Но в обед – то ли он не так уставал, то ли официанты не так безобразят – звук доходил до Муравлеева без помех:
Гришкин, видимо, чувствовал, что его не совсем понимают, и он их – не очень, изнемогал от желания пообщаться запросто, перейти с ними на ты, в эту минуту он собирался вернуться домой и пойти на курсы. Муравлеев мог бы разочаровать его. Пока они там едят бутерброды с желе и ореховым маслом, получают зарплату таинственными опционами, строят на зиму дом из фанеры, молятся по воскресеньям и коллекционируют фарфоровые шарики для игры в гольф, кажется, могли бы многое порассказать. Но чем ближе подходишь к возможности их расспросить, тем меньше вопросов. Чем больше читаешь в оригинале, тем они менее оригинальны. Пока, захлопнув учебник грамматики, не обнаружишь, что не осталось ни тайн, ни текста, выходящего за пределы лингафонного курса. Не сдаваться, искать аберраций, слепящий солнечный зайчик отчаянного солецизма, – и, разумеется, находить: живет в лесу, работает даром, книжки читает, селедку ест. А потом так перелистнешь, а там еще приложения, все исключения списком, пронумерованные по темам: нестяжательство, экологизм…
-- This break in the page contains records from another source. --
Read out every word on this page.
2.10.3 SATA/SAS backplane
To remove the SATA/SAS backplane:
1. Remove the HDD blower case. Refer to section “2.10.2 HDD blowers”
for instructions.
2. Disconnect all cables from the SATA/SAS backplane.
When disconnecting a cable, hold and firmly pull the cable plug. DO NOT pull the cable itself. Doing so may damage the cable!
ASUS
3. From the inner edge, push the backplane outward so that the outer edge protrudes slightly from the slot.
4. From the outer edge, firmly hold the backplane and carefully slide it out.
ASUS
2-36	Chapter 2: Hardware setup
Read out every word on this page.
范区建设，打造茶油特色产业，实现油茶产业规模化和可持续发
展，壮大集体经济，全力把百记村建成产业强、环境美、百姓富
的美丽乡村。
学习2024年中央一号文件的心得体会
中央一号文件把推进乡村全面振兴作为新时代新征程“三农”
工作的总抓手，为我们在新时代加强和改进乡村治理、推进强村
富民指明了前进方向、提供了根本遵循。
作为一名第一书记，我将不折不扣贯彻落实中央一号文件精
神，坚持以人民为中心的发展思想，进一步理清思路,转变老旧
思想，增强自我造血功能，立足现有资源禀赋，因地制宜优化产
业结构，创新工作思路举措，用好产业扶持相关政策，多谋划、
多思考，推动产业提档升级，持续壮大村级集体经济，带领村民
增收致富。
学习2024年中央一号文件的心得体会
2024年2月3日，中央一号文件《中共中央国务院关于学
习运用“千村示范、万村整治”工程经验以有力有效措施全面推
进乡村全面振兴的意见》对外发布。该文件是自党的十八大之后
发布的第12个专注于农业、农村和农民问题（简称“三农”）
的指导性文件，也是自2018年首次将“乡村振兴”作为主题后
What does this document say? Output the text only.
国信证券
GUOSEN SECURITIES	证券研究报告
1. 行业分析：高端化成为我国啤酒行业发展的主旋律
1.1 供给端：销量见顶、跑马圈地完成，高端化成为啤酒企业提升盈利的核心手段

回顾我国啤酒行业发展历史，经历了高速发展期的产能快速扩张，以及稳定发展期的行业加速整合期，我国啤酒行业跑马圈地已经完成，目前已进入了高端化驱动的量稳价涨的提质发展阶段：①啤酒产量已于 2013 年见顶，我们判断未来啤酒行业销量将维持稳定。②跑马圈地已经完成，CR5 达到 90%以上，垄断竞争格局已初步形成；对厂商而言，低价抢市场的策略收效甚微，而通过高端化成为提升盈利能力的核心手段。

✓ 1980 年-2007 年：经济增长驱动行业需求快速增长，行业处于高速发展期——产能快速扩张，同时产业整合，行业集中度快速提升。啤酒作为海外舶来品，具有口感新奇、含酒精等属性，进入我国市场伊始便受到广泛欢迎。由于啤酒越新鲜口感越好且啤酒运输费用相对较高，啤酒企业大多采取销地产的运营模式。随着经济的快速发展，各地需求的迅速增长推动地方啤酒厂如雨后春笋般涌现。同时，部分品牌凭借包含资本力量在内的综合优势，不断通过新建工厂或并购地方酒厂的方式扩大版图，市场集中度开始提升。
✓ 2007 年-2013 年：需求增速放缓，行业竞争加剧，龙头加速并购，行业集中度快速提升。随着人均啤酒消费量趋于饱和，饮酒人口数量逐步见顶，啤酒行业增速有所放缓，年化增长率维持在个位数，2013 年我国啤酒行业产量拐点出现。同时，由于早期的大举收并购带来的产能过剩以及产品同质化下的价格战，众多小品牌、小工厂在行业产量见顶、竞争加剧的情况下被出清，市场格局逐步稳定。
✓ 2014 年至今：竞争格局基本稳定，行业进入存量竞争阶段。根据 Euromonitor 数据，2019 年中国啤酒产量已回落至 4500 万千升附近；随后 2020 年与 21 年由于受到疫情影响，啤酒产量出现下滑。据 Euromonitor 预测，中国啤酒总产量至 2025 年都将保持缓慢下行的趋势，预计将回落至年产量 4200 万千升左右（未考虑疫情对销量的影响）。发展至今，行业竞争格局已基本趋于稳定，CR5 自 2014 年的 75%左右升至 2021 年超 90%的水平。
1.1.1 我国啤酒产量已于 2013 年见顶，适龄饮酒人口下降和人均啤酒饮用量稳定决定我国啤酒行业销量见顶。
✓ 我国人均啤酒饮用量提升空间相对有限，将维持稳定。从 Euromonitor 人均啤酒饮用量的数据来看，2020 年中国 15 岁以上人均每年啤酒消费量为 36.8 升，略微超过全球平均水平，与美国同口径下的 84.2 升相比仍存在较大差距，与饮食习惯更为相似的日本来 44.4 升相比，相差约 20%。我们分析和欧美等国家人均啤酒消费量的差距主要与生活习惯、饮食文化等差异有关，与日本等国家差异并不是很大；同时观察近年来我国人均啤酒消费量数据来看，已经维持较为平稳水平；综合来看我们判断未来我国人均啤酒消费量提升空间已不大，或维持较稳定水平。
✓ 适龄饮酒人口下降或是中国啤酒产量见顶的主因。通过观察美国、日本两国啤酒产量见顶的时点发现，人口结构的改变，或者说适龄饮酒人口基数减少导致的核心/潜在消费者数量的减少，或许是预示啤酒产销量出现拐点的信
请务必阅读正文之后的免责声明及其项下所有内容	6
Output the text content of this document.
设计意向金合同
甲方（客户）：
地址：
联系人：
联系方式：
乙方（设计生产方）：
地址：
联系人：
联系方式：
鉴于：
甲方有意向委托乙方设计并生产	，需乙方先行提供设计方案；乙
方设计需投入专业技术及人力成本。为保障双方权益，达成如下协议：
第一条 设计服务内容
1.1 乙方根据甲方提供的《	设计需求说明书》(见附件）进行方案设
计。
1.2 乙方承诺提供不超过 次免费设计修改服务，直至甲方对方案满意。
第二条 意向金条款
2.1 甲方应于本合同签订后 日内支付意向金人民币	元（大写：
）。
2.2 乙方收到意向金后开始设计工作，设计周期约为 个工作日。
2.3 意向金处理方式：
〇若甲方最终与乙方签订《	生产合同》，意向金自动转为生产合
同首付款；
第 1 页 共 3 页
После обеда встал вопрос телефонных карт. В аптеке? Во дурак. Какие же телефонные карты в аптеке? А еще переводчик. Только одна делегатка ловила муравлеевский взгляд и едва заметно кивала на слове «аптека». Чувствовалось, еще минута, и она ему все расскажет – а чего стесняться, переводчику практически как врачу. Вот у вас, например, какой размер? Мой муж такой же, только выше, стройнее, спортивней и лучше в постели. Почем на вас брюки? Мне бы тоже что-нибудь простенькое, подешевле. Ну вы, наверное, плохо искали? Наверное, и нормальную работу можно здесь было найти? И, кижуч всех вопросов, королевский лосось: по родине не скучаете?
Встречались старорежимные: «Зачем вы перевели про змей? Вас что, не учили в советском вузе, что змей не надо?» Встречались современные, чернушники: «А что же вы промолчали про змей? Редактируете нас, лакируете?» И те и другие считали, что он завербован. Правда, первые чаще и чаще махали рукой, очевидно, припоминая, что образ большого, но брата, который заботится обо всем, тоже изжил себя, теперь можно лепить что угодно. И если нам этого не поручали, зачем хлопотать о представлении всего в выгодном свете?